Serangan laut, serangan darat dan pelatihan tempur udara dengan partisipasi senjata canggih termasuk jet tempur siluman J-20 dan DF-17 rudal hipersonik setelah latihan dimulai pada Selasa malam.
Latihan tersebut belum pernah terjadi sebelumnya karena rudal konvensional diharapkan terbang di atas pulau Taiwan untuk pertama kalinya.
Pasukan PLA akan memasuki wilayah laut dalam jarak 12 mil laut ke pulau itu, dan bahwa apa yang disebut garis tengah tidak akan ada lagi, kata para ahli.
Selain itu, bea cukai daratan mengumumkan pada Rabu pagi penangguhan impor buah jeruk dan beberapa impor ikan beku dari pulau itu.
Itu juga menangguhkan ekspor pasir alam, yang menurut laporan Taiwan bersumber lebih dari 90 persen dari daratan.
Selama konferensi pers Kementerian Luar Negeri China pada hari Rabu, banyak wartawan khawatir dengan tindakan balasan apa yang akan dilakukan pemerintah China dan apakah Beijing akan memberikan sanksi kepada pulau itu atau Pelosi, dan beberapa menindaklanjuti dengan pertanyaan seperti bagaimana China akan menghukum mereka yang tersinggung.
"Dari pertanyaan-pertanyaan itu, saya percaya bahwa kita semua menganggap langkah Pelosi sangat salah, sehingga harus dihukum," kata juru bicara kementerian Hua Chunying.
"Mereka akan menuai apa yang mereka tabur. Penanggulangan yang relevan akan kuat dan efektif, AS dan separatis di Taiwan akan merasakan dampaknya," katanya.
Sampai Pelosi tiba di bandara Songshan Taipei pada Selasa malam, pihak China belum mengadopsi salah satu cara yang mungkin dispekulasikan oleh opini publik dalam menanggapi provokasi: PLA dapat mengirim pesawat tempur dan kapal perang untuk mengawal pesawatnya.
Namun, beberapa ahli mengatakan bahwa ketika datang ke penanggulangan militer, salah satu faktor yang harus dipertimbangkan adalah menghindari konflik militer atau tembakan dalam mengadopsi penanggulangan.

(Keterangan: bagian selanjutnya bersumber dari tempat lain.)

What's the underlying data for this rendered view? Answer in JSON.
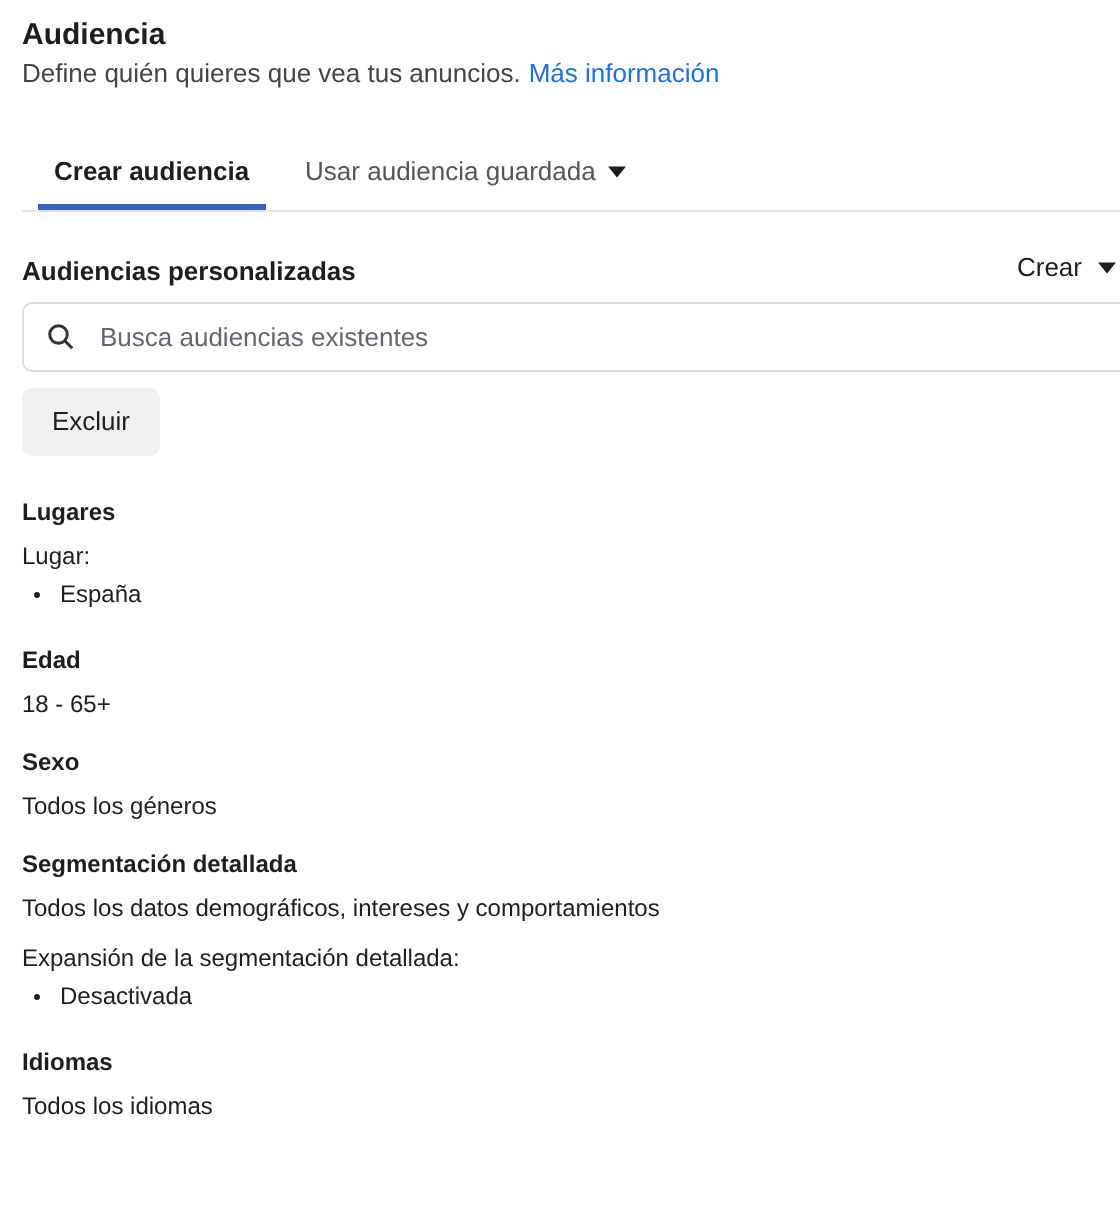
{
  "header": {
    "title": "Audiencia",
    "description": "Define quién quieres que vea tus anuncios.",
    "link": "Más información"
  },
  "tabs": [
    {
      "label": "Crear audiencia",
      "selected": true,
      "dropdown": false
    },
    {
      "label": "Usar audiencia guardada",
      "selected": false,
      "dropdown": true
    }
  ],
  "custom_audiences": {
    "title": "Audiencias personalizadas",
    "create_button": "Crear",
    "search": {
      "placeholder": "Busca audiencias existentes"
    },
    "exclude_button": "Excluir"
  },
  "sections": [
    {
      "title": "Lugares",
      "lines": [
        {
          "kind": "text",
          "text": "Lugar:"
        },
        {
          "kind": "bullet",
          "text": "España"
        }
      ]
    },
    {
      "title": "Edad",
      "lines": [
        {
          "kind": "text",
          "text": "18 - 65+"
        }
      ]
    },
    {
      "title": "Sexo",
      "lines": [
        {
          "kind": "text",
          "text": "Todos los géneros"
        }
      ]
    },
    {
      "title": "Segmentación detallada",
      "lines": [
        {
          "kind": "text",
          "text": "Todos los datos demográficos, intereses y comportamientos"
        },
        {
          "kind": "text",
          "text": "Expansión de la segmentación detallada:"
        },
        {
          "kind": "bullet",
          "text": "Desactivada"
        }
      ]
    },
    {
      "title": "Idiomas",
      "lines": [
        {
          "kind": "text",
          "text": "Todos los idiomas"
        }
      ]
    }
  ]
}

Ketika datang untuk mengirim pesawat tempur untuk mencegat pesawat Pelosi, penanggulangan jarak dekat seperti itu dapat dengan mudah menyebabkan insiden tembakan.
"Tidak perlu melancarkan perang dengan AS sekarang, karena itu tidak sejalan dengan strategi nasional kami," Jin Canrong, dekan dari School of International Studies di Renmin University of China, mengatakan kepada Global Times pada hari Rabu.